Review Roundup: Opera Lafayette's LEONORE, OU L'AMOUR CONJUGAL

Opera Lafayette presented LÉONORE, OU L'AMOUR CONJUGAL in NYC at the Gerald W. Lynch Theater on February 23rd.

The Quebecois cast includes debut performances by Mc Laren, Jean-Michel Richer as Florestan, Tomislav Lavoie as Roc, Keven Geddes as Jacquino, and Alexandre Sylvestre as Dom Fernand. Returning artists include as Marceline Pascale Beaudin, who last performed in Opera Lafayette's 2015 production of Grétry's L' Épreuve villageoise, and as Pizare Dominique Côté, who made his company debut last season as Pausanias in Chabrier's Une Éducation Manquée.

Let's see what the critics had to say:


Corinna da Fonseca-Wollheim, NY Times: Members of the talented Canadian cast were comfortable with the spoken French dialogue and their light, healthy voices made the transitions from talking to singing natural and fluid. Pascale Beaudin brought a powdery-soft soprano to the role of Marceline, the jailer's daughter who pines for the attentions of the apprentice Fidelio - never suspecting that he is a woman. As Fidelio/Léonore, the soprano Kimy McLaren had expressive bite and clarity.

Voce di meche: The strophic music is delightfully tuneful and more than usually memorable. (Small wonder that popular music is written strophically!) Duets were uncommonly beautiful... When the prisoners are released for a few moments of daylight, they sing a stirring chorus, ending Act I on a hopeful note.... Act II begins on a tragic note with the suffering Florestan pouring out his despair. On a personal note, we were quite moved by his aria which the singer delivered with as dark a color as was a propos.... There was not a weak link in the vocalism; all the singers are Canadian and the French was mostly understandable, a good thing because the stage lighting often faded out the surtitles. We could not have asked for a better cast; they delivered dramatically as well as vocally.

Washington, DC:

Charles T. Downey, Washington Classical Review: Canadian soprano Kimy Mc Laren was less bold in the title role, but dramatically compelling in voice and stage presence. Léonore's entrance aria is also a slow, affecting piece, and Mc Laren's floating sound on the high notes pulled stirred the emotions. Bass Tomislav Lavoie, another Canadian making a strong company debut, displayed a forceful sound as the jailer, Roc, but tended to rush the beat, especially in the prison trio with Léonore and Florestan.

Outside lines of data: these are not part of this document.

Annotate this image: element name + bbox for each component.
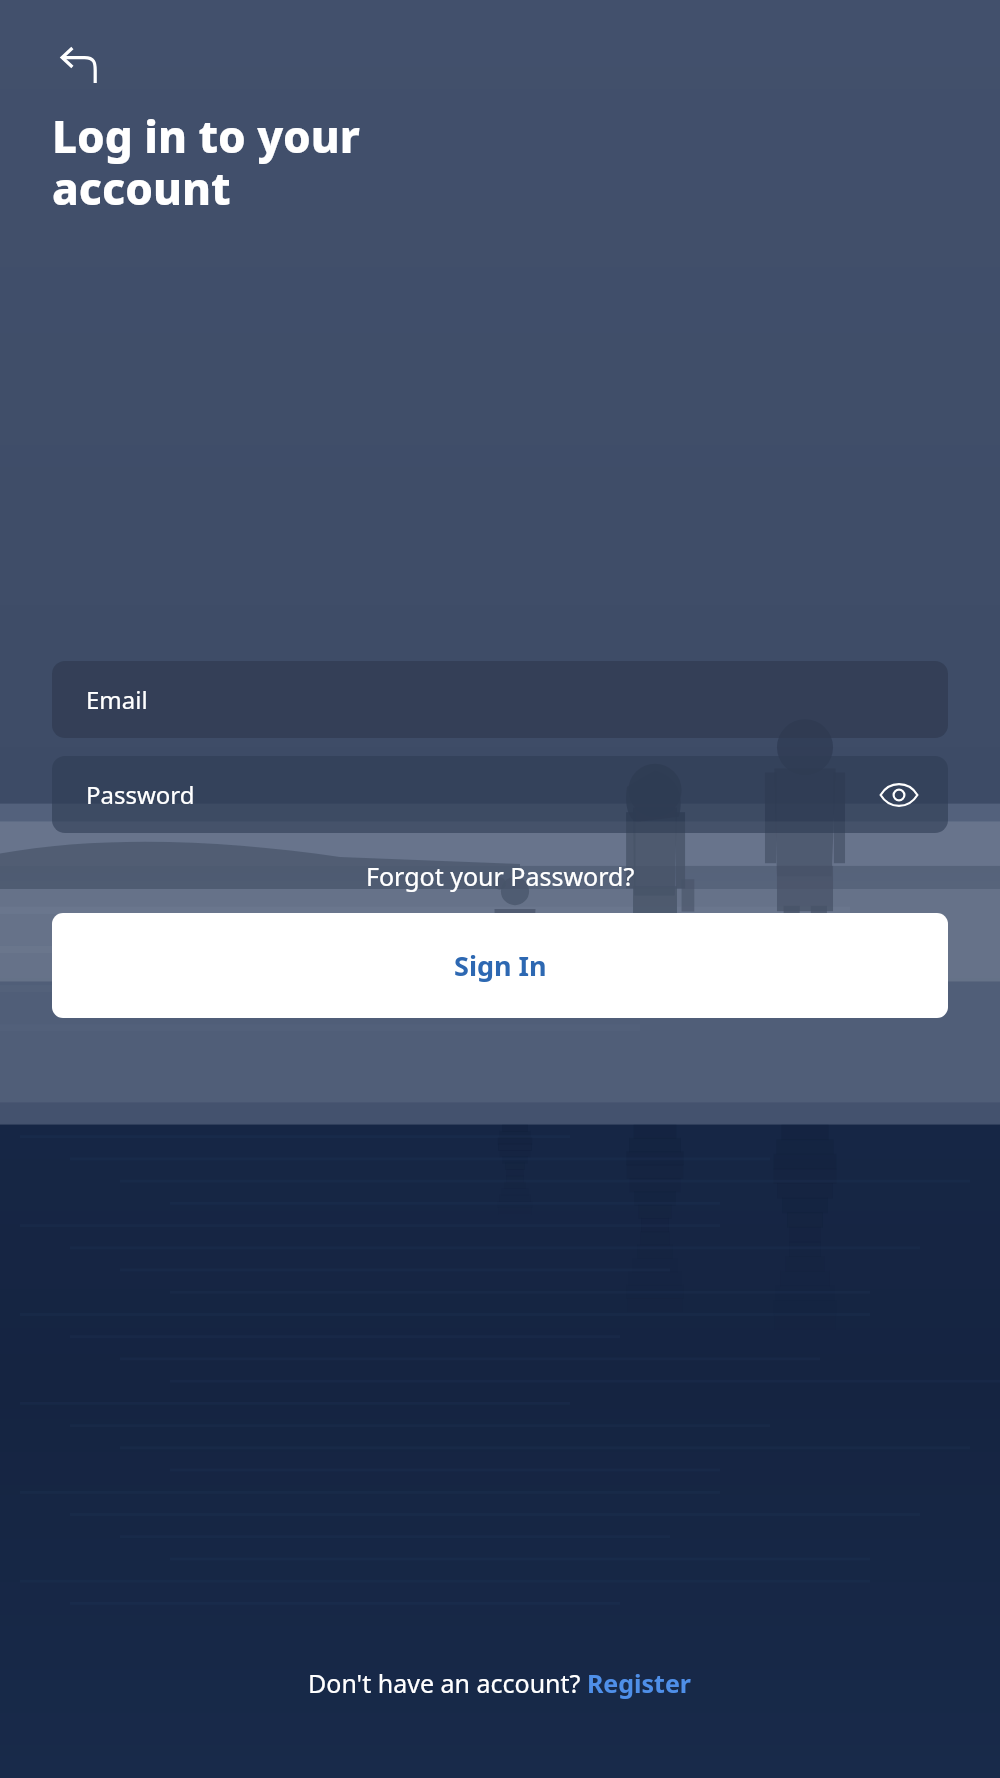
button[interactable]: Show password (872, 768, 926, 822)
staticText: Email (86, 683, 148, 716)
button[interactable]: Don't have an account? Register (298, 1660, 702, 1706)
staticText: Forgot your Password? (366, 859, 635, 893)
staticText: Sign In (454, 947, 547, 984)
button[interactable]: Email (52, 661, 948, 738)
button[interactable]: Forgot your Password? (354, 855, 647, 897)
staticText: Don't have an account? Register (308, 1666, 692, 1700)
button[interactable]: Password (52, 756, 948, 833)
staticText: Password (86, 778, 195, 811)
staticText: Log in to your account (52, 106, 360, 218)
button[interactable]: Sign In (52, 913, 948, 1018)
button[interactable]: Back (52, 36, 108, 92)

Robert Battey, The Washington Post: Conductor Ryan Brown assembled a strong, consistent cast, anchored by Kimy McLaren in the title role. Her supple soprano projected with more ease than her colleagues' voices, though none were inferior. Alexandre Sylvestre in the smallest role (Don Fernand) left me wanting much more, and Pascale Beaudin (Marceline), Tomislav Lavoie (Roc), Keven Geddes (Jacquino), and Dominique Côté (Pizare) all sported clean, healthy voices.

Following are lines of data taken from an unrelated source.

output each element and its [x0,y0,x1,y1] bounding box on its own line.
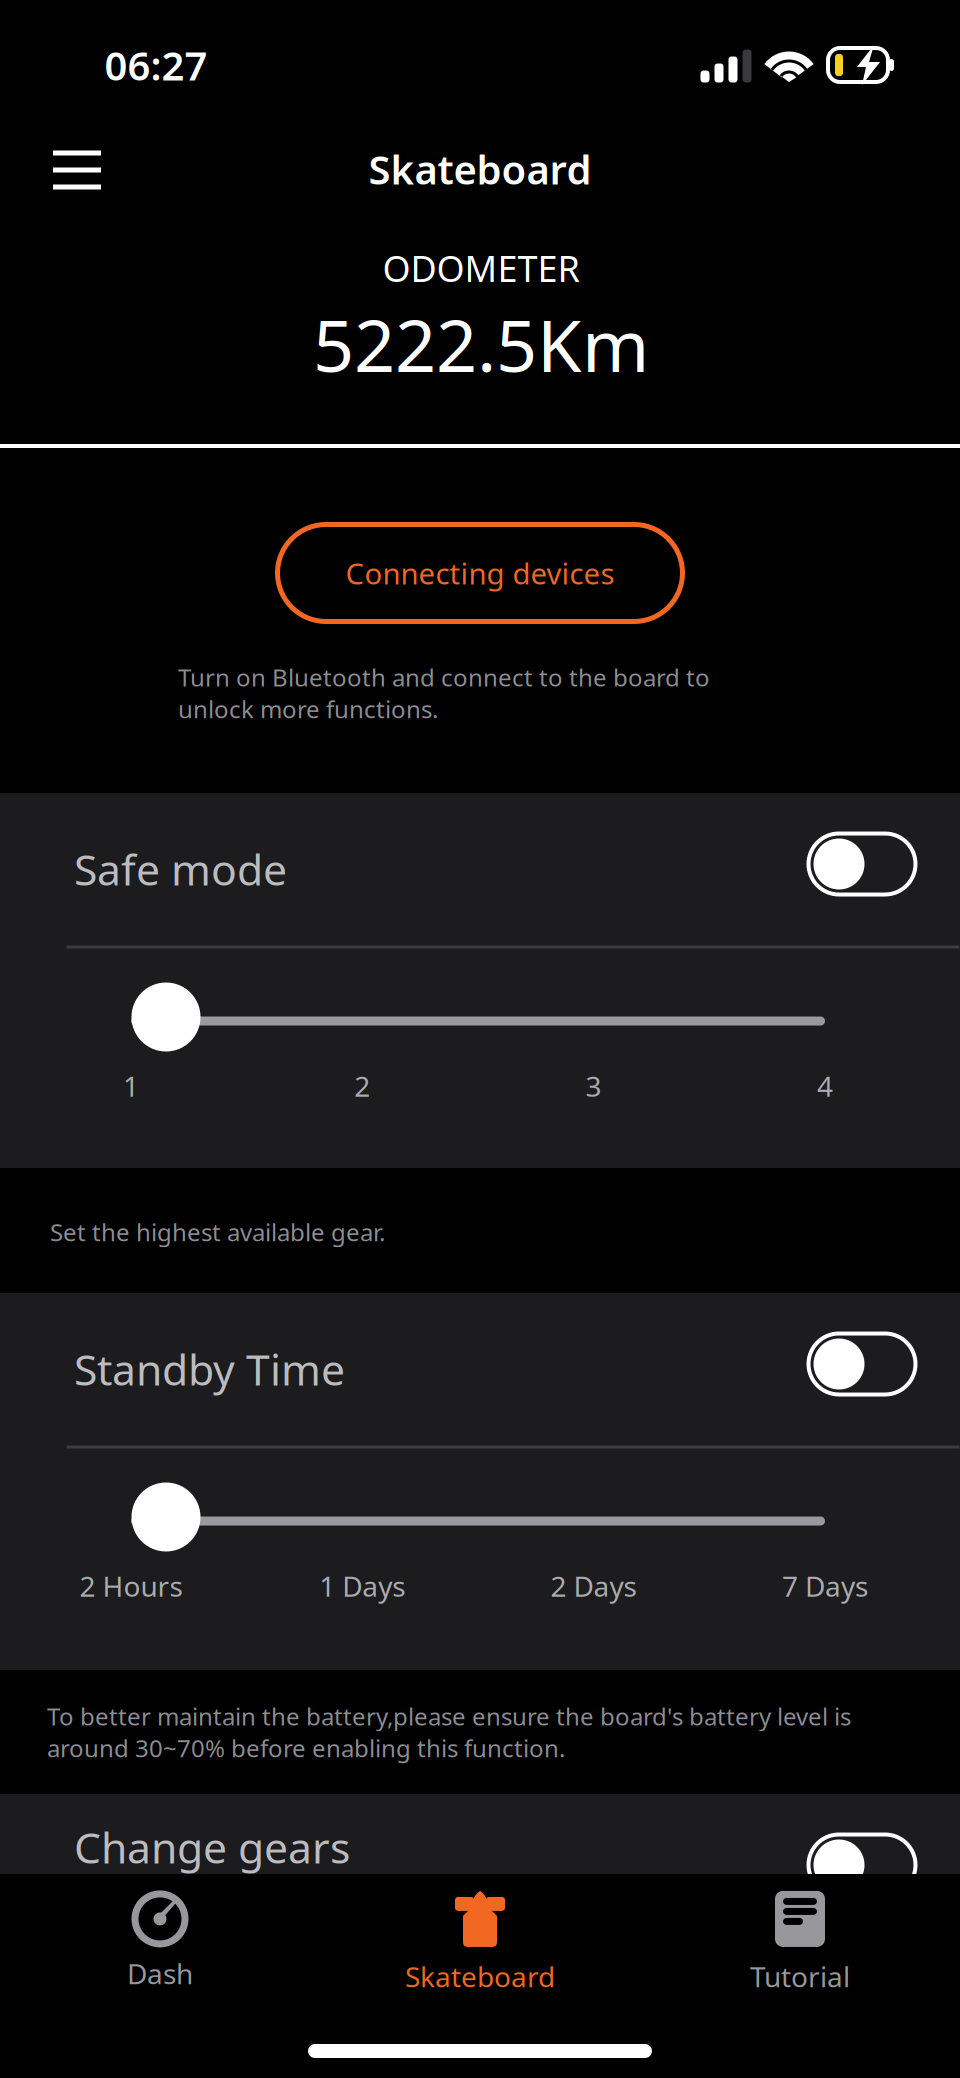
staticText: 3 [586,1067,602,1105]
staticText: Set the highest available gear. [50,1216,385,1248]
button[interactable]: Dash [40,1888,280,1998]
staticText: Change gears [74,1819,350,1875]
staticText: 2 [354,1067,370,1105]
staticText: Connecting devices [346,554,614,592]
staticText: Skateboard [405,1958,555,1995]
button[interactable]: Skateboard [360,1888,600,1998]
staticText: 7 Days [782,1567,868,1605]
button[interactable]: Tutorial [680,1888,920,1998]
button[interactable]: Connecting devices [278,524,682,622]
staticText: 06:27 [104,38,208,92]
staticText: Safe mode [74,841,287,897]
staticText: 4 [817,1067,833,1105]
staticText: Tutorial [750,1958,850,1995]
staticText: Skateboard [368,142,592,196]
staticText: 5222.5Km [313,296,649,392]
staticText: 1 [123,1067,139,1105]
staticText: 2 Hours [80,1567,182,1605]
staticText: Turn on Bluetooth and connect to the boa… [178,661,710,725]
staticText: 1 Days [319,1567,405,1605]
staticText: Dash [127,1955,193,1992]
staticText: To better maintain the battery,please en… [47,1700,851,1764]
button[interactable]: Change gears [800,1826,924,1904]
staticText: ODOMETER [382,244,580,292]
button[interactable]: Standby Time [800,1326,924,1402]
button[interactable]: Safe mode [800,826,924,902]
button[interactable]: Menu [33,130,121,210]
staticText: Standby Time [74,1341,345,1397]
staticText: 2 Days [551,1567,637,1605]
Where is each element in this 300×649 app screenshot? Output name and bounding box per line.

Chris Williams, MD Theatre Guide: The most inspiring music, perhaps unsurprisingly, is given to the role that the composer himself played in the original production, Florestan. Gaveaux was perhaps better known in his day as a tenor. In Opera Lafayette's production, Jean-Michel Richer balances the fragility of the emaciated prisoner, Florestan, with the richness of an impassioned lover while Kim McLaren's Léonore is assured and nuanced.